One can also see that lacking any critical self-awareness, she has developed a monstrous sense of entitlement and self-regard rivaling even Barack Obama’s. She cannot control her contempt for the people or the political machinery of the republic, both of which she considers beneath her. She refuses to accept responsibility for her own mistakes, preferring to shift blame to the “vast right-wing conspiracy” or a hostile media. She desires power not to do good or even advance her leftist agenda, but to validate her aggrieved self-love, delusional estimation of her talents, and vaunting ambition. She wants to be president not because of what she has done or will do, but simply because of who she is.

Identifying Hillary’s betrayal of genuine feminism is important because the only argument for making her president is the “breakthrough” of having the first woman president, which some believe will be a triumph for feminism no matter how bad a president she turns out to be. Her sex, that is, is the only thing recommending her, in contrast, say, to Margaret Thatcher, who succeeded spectacularly despite her sex. Unlike Thatcher, Hillary has no achievements, no political skills, and no ability to connect with the people and make them like or trust her. She can’t even compete on that score with Sarah Palin, who at least governed a state, and shows more feminist moxie and independence than Hillary ever has. Everything she has accomplished is simply the result of marrying the right man, who by chance ended up being one of the greatest politicians in American history.

Despite all that, if Hillary is the Democrat’s candidate, expect a lot of banal blather about how her victory will be an “advance” for all women, along with a large dose of “war on women” snake oil every time her many flaws and failures are mentioned. But in the awful event she does get elected, it will not be a milestone of feminism, if one understands that ideology to center not on elevating well off progressive Americans, but on improving the lot of all women. From that perspective, George Bush––who liberated millions of Afghan women from a misogynist, brutal religious ideology that sanctions genital mutilation, honor killings, and polygamy––is a greater feminist than Hillary, whose foundation has accepted money from countries like Saudi Arabia that legally discriminate, sometimes brutally, against women.

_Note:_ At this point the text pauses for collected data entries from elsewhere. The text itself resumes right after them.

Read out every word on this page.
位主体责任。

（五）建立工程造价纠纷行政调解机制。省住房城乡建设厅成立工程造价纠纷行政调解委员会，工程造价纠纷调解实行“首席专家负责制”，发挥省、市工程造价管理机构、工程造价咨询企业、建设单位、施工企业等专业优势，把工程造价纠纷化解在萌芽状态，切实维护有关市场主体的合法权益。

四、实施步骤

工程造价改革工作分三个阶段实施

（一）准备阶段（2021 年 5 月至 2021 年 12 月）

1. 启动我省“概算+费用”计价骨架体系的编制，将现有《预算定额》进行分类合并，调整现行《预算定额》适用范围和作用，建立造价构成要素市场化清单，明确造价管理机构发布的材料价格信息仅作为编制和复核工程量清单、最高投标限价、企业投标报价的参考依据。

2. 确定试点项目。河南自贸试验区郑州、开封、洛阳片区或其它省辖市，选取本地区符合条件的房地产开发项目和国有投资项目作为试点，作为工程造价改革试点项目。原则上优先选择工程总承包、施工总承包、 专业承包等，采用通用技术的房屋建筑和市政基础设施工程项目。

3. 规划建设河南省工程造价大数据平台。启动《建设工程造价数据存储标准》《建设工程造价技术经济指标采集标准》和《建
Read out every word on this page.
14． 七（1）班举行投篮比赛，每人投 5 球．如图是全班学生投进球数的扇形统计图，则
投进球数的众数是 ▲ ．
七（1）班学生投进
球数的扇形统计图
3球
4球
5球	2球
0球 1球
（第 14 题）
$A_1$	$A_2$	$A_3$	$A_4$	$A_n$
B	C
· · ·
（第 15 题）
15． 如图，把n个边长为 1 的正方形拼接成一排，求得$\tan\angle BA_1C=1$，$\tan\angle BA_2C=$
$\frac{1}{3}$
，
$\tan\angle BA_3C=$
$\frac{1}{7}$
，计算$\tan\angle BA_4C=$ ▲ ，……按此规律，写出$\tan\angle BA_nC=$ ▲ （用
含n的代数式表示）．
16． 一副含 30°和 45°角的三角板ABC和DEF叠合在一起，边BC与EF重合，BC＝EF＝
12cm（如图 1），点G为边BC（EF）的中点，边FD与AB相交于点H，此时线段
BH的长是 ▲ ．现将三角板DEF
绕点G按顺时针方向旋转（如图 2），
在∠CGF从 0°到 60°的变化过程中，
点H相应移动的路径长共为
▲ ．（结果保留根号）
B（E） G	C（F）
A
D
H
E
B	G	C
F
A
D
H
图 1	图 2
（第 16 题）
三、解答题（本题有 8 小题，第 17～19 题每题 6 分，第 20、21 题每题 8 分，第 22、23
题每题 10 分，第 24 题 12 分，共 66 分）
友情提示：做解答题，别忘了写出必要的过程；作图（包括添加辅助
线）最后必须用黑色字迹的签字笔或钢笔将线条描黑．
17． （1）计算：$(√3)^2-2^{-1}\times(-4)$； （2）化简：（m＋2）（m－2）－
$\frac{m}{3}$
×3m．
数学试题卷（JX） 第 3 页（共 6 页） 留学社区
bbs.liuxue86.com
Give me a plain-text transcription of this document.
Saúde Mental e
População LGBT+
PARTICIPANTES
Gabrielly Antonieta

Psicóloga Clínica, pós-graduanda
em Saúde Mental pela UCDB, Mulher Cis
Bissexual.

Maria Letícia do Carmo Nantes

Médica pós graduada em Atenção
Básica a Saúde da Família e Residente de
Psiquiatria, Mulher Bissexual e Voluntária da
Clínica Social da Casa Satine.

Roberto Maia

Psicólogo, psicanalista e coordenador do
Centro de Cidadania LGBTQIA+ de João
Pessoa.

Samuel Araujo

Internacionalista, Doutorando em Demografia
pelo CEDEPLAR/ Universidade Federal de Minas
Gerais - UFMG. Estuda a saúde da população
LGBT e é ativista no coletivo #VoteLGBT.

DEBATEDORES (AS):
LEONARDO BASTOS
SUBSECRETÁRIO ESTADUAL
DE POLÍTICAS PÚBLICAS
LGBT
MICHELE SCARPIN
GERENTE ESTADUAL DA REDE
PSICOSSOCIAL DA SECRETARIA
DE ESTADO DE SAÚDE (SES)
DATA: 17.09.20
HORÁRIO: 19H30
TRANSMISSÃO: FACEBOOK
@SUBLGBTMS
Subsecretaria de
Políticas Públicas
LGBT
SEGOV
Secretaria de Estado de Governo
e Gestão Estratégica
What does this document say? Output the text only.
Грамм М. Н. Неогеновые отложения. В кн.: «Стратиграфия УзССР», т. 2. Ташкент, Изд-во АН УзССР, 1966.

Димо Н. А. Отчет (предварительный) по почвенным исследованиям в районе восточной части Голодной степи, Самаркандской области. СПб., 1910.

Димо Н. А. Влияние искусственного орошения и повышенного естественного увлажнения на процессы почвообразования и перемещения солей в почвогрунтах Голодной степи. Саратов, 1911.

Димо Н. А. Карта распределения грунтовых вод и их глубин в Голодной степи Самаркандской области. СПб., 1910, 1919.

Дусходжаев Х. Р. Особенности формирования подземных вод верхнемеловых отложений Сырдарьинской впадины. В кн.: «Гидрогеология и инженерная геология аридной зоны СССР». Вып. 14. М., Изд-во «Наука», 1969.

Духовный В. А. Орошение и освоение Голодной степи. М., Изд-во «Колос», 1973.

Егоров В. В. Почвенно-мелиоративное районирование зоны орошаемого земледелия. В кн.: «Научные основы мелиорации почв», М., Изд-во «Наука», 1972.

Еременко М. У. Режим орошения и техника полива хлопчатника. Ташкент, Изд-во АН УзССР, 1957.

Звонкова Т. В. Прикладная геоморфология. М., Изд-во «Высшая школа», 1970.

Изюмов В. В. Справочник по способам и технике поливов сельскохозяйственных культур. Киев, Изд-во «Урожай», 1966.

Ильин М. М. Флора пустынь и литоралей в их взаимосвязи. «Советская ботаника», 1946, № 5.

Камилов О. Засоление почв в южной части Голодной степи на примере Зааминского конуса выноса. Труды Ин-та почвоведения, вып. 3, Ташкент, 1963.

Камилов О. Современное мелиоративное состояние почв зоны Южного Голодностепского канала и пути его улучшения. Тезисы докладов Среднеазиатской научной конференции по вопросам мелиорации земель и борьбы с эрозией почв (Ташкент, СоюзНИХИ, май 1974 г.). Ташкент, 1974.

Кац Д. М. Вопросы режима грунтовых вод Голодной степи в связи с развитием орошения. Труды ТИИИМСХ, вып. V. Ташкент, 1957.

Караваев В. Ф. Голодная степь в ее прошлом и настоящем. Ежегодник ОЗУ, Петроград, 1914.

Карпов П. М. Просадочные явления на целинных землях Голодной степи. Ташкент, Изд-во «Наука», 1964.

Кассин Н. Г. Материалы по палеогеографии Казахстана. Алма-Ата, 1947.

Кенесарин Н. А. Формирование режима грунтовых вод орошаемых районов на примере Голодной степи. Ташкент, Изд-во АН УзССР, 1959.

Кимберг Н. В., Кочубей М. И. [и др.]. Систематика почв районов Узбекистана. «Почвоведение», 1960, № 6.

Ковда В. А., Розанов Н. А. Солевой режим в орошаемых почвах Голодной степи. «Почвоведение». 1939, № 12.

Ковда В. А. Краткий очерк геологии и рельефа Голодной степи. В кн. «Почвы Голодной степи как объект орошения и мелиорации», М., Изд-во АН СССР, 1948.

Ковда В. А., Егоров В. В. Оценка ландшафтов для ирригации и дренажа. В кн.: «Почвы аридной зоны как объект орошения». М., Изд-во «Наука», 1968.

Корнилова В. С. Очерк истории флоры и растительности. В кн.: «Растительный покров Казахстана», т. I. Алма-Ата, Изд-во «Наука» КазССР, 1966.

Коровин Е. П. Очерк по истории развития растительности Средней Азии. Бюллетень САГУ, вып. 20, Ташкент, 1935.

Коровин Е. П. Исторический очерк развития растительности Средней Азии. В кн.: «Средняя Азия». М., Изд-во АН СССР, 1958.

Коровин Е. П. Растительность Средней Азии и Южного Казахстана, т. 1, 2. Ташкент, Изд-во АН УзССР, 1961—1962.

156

But too many women, mostly those from Hillary’s social class, have bought into the same phony feminism, which hides privilege, careerism, and illiberal progressive politics behind claims of sympathy for the downtrodden and demands for “social justice. ” But in the end, electing Hillary president will be a setback for equity feminism and its ideal of an equal opportunity for women to rise as far as their own talents, abilities, and hard work take them. All a second Clinton presidency will prove is that money, connections, and ruthless opportunism all trump sex when it comes to making it in America.